AGRICULTURE : SMALL IS NOT ALWAYS BEAUTIFUL

siaSalon oblige, voici que tous les candidats aux prochaines élections présidentielles ne parlent plus que d’agriculture. Ah bah voilà un sujet que j’ai la prétention de connaître, puisque c’est un peu le domaine dans lequel je travaille. Pour preuve, j’ai toujours des bottes dans le coffre de ma voiture, parce que parfois, la terre, ça colle. Cela fait dire aussi beaucoup de conneries.

S’il y a bien une chose que m’ont apportée mes études d’ingénieur agronome, c’est bien la prise de conscience que les médias relayent un certain nombre d’inepties, trouvant échos dans l’opinion. Ou alors, c’est le contraire, je ne sais pas trop. Ce qui m’inquiète vraiment, c’est qu’il n’y a pas de raison que ce phénomène soit uniquement limité à l’agriculture, ce qui me fait sérieusement douter de la fiabilité des informations que l’on peut trouver et surtout de mes propres croyances.
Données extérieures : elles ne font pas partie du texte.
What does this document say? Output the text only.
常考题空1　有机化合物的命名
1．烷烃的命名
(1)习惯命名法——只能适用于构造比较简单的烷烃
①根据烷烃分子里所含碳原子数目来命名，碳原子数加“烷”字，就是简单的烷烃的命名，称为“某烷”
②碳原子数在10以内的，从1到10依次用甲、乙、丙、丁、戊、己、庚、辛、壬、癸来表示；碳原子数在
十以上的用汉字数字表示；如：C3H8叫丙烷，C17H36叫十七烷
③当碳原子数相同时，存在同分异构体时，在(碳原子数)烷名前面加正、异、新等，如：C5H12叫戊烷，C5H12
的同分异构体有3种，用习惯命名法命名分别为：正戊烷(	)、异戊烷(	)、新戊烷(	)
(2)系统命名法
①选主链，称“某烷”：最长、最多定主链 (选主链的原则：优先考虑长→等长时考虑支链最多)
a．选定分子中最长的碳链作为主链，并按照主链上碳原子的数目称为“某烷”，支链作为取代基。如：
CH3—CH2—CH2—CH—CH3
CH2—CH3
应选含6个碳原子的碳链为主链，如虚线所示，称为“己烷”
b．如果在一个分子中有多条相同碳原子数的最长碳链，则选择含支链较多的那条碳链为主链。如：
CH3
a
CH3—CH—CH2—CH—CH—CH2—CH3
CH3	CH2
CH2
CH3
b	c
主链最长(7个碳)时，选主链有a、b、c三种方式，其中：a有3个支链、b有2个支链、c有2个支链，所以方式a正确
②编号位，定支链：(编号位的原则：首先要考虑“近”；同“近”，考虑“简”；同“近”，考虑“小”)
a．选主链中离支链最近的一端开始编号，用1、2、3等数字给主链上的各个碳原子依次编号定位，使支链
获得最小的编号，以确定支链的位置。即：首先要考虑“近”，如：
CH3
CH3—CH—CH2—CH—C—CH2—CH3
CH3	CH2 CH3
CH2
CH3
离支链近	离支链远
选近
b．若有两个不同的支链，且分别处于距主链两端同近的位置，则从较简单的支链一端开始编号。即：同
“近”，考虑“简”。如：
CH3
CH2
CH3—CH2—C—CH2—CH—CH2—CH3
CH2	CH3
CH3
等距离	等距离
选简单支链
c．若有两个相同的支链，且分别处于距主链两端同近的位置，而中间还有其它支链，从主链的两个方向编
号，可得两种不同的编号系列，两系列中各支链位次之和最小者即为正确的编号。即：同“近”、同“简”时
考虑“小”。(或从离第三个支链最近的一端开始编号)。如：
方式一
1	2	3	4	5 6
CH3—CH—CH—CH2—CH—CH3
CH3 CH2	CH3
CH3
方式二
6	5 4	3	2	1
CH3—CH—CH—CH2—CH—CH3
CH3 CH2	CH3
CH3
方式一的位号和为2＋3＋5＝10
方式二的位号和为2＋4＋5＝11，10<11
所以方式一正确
Mais ceci est un autre débat.

Revenons à nos vaches, cochons, couvées. En tant qu’expert dans le domaine de l’agriculture (enfin paraît-il, si j’en crois certaines invitations professionnelles), je dois avouer qu’aucun des candidats n’a apporté le moindre début d’une analyse précise et pertinente, ou même d’une simple réelle connaissance du sujet. En tout cas, rien qui soit à la mesure de la complexité des questions agricoles, qui ne peuvent se régler avec deux trois idées qui flottent dans l’air du temps. Cela illustre aussi à quel point on peut faire passer une contre-vérité pour du simple bon sens.

Je ne prendrai qu’un seul exemple : le culte que semble vouer les élus pour les « petites exploitations ». Bah oui, parce que les « gros », c’est rien que des méchants qui s’enrichissent sur le dos du système et qui ne font rien qu’à polluer. Ils sont le symbole d’une agriculture productiviste, peu soucieuse de la nature, du goût et de la santé du consommateur, mais uniquement du profit. Alors que le paysan à la surface modeste traite la terre avec respect, vous vend des produits sains et défend des valeurs autrement plus respectables que l’argent.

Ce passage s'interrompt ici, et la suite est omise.